The phone at the nurses’ station is appropriated and news of the rally relayed to those of the less optimistic mindset. The clichés regarding what his perceived final wishes would be are not repeated and the accompanying submerged acrimony of the previous weeks is avoided. Those available gather in Bowden Square for dinner and a short respite from the ‘subject.’ The subject never directly referenced, but metaphorically sits at the next table, scythe, monks robe and skeletal fingers silently, invisibly, knowing that the nadir of Jacks recovery is fast approaching. Plans and availability are discussed. Renewed optimism segues into scheduled watches, not wanting him alone if he wakes again, but still projecting forward, the question arises .Would he be better off? Would we be better off? Un-spoken value statements regarding the already small existence his disabilities, alcoholism and partially shared burden the last 25 of his 64 years has been.   He had, in terms of the rat race, quit. Life had repeatedly beat down and piled on, beginning with the death of his mother giving birth to him ,followed by the  death of his brother;  killed when his troop carrier was sunken by the Germans during a training exercise in preparation for D-Day. He became an orphan of sorts at 7 years old, when his father died in respiratory sanatorium from cumulative damage of mustard gas exposure exacerbated by years of firefighting in New York City.
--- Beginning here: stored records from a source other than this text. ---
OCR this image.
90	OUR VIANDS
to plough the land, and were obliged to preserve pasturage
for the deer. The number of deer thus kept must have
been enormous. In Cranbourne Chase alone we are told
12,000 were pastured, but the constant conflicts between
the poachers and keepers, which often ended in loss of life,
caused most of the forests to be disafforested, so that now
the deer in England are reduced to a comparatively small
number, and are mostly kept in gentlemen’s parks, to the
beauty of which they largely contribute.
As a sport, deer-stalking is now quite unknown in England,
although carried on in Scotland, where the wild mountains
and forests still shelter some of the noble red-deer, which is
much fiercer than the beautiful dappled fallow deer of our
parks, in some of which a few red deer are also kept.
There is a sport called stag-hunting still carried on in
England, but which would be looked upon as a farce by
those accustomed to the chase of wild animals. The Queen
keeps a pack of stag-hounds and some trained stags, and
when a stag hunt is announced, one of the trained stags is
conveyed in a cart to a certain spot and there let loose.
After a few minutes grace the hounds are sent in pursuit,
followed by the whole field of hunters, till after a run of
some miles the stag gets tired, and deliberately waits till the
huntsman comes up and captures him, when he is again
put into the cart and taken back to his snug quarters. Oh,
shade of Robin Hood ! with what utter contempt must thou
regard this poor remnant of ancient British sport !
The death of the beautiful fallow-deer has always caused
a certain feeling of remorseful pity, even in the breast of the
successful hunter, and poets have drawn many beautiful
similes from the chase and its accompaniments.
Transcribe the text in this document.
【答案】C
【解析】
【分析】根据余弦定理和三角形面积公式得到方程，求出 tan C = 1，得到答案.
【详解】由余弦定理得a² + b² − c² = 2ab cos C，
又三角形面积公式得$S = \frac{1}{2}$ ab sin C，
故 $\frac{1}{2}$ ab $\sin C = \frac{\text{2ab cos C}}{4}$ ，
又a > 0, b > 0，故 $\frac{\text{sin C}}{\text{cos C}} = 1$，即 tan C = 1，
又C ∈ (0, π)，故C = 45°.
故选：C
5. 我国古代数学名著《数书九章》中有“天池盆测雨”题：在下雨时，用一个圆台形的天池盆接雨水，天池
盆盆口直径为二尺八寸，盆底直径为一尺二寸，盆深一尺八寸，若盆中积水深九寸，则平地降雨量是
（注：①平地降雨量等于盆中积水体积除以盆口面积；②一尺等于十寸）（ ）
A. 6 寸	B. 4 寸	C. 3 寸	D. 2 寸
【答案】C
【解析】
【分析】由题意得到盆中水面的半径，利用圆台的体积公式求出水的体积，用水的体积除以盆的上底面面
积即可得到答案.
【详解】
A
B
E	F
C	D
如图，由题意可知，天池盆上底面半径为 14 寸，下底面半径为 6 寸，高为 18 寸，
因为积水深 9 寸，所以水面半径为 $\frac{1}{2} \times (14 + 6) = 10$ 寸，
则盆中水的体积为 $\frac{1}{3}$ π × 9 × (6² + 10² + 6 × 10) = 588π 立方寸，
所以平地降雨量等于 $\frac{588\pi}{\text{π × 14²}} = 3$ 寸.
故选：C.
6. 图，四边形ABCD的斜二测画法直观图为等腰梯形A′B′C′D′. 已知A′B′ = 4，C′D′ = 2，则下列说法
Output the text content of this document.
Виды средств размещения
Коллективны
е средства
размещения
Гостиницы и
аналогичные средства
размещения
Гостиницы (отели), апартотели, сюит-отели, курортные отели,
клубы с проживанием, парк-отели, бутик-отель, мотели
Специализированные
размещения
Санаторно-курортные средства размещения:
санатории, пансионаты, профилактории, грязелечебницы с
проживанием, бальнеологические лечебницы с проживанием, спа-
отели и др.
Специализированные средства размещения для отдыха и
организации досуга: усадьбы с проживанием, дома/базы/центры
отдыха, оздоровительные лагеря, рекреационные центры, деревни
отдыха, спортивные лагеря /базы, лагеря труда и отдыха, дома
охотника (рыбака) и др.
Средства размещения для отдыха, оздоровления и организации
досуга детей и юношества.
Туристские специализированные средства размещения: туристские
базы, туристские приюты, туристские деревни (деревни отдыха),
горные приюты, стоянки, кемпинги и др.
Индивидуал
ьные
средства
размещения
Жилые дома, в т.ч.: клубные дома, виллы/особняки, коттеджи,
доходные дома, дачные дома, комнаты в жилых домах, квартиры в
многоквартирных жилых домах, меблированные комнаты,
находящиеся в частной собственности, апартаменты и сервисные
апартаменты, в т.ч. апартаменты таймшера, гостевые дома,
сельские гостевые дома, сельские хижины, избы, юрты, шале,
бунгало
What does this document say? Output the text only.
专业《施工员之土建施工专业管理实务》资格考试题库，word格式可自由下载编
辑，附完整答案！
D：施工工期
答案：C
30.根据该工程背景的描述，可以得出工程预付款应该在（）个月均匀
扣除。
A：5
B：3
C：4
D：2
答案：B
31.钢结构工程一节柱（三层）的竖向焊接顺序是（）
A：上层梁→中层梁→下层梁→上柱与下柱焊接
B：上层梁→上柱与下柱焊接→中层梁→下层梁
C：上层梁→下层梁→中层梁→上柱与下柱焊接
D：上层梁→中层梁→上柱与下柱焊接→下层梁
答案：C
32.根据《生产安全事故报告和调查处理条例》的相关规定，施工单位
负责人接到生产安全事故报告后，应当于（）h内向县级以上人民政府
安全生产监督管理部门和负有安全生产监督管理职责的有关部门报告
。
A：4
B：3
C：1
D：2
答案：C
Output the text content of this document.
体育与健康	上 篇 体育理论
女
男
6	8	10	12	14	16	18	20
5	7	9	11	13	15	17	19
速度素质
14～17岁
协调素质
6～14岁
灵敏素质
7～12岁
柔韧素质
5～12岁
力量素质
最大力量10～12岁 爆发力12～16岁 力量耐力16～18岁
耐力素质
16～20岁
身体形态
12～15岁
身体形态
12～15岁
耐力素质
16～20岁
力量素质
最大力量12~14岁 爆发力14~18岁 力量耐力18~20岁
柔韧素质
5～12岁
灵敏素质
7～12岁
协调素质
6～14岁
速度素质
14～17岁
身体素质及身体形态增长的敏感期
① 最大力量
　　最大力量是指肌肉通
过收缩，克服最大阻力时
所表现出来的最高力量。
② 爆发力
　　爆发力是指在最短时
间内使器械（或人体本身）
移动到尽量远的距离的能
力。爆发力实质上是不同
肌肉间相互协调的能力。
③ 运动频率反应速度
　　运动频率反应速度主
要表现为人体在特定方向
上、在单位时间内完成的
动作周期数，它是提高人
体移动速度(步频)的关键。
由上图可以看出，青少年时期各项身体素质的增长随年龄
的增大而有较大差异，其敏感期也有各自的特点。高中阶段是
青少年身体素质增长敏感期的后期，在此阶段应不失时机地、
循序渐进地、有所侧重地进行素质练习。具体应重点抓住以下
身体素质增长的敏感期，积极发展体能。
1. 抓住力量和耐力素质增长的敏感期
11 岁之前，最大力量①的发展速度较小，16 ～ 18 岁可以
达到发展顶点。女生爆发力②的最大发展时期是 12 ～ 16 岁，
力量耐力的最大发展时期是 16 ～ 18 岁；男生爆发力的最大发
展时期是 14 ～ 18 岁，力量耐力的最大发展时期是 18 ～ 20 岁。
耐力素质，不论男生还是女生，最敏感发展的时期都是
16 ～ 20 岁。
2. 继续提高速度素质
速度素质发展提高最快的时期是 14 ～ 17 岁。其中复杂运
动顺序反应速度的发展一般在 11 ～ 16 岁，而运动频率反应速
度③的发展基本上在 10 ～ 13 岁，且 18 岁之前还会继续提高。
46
Raised in the family of his father’s sister and mentored by his 2 surviving brothers on their return from WWII, he graduated St John’s, started a family and went to work for Eastern Life Insurance while moonlighting as a short order cook to save for a house. A corporate merger left him the odd man out and his un-employment coincided with both an economic downturn and the onset of a steadily worsening disability. It was diagnosed as an encephalitic “condition”. This condition, aggravated by Scotch and Lucky strikes, eventually left him spasmodically immobile. His balance was the main casualty, with the Parkinson like symptoms leaving him with limited control of his extremities. This manifested itself in scars from his many falls and a general atrophy that seemed to shrink him further as he aged.

With his family grown, the 2 family home in Queens was traded for a 2 bedroom ranch by Big Fresh Pond.  He welcomed the move east; the staircase in Richmond Hill having become a border only crossed when he had help to navigate it. He had for the most part, traded a spot on one couch for a spot on another, but the house on Beachwood lane was modified for  his acquiescence to the wheelchair ; a small ramp for the front door and a pleasant, scrub oak shaded deck, level with the rear one. Furniture aisles arranged to allow easy ingress and egress for his short trips up Sebonac inlet road to Bulls head. There he would sit at the guardrail, head covered by a Giants or Yankee cap, flannel and corduroy clad regardless of season, transistor radio tinnily tracking pitch counts, yards to go, or up to the minute weather and traffic from 70 miles west. Mom, seated low in a beach chair, steps away in the sand, reading the latest New Yorker or Southampton Press,  together a side angled portrait of east End domestic bliss.

Twice a week they would have supper at Barristers. He liked the ground-level entrance and back alley feel. His chosen euphemism to describe the cuisine was “American” but he more enjoyed his Johnny Walker on the rocks, carefully rationed by mom, her own acquiescence to the suppressive effect it had on his shaking. This routine, augmented by visits from children, old friends and neighbors, was too good to last for a guy born without luck.

The end began one August morning with abdominal pain doubling him over on the couch. Emergency surgery removed a significant tumor in his colon followed by placement in ICU and a medically induced coma. He lacked the physical constitution and possibly the will to recover and he died on September 17 1997.

He was waked and cremated back in Queens and of his ashes were scattered over the guardrail on the end of Sebonac Inlet Road. The lone holdout visits him there often and swims with his memories of him.

Mom still brings her beach chair and New Yorker.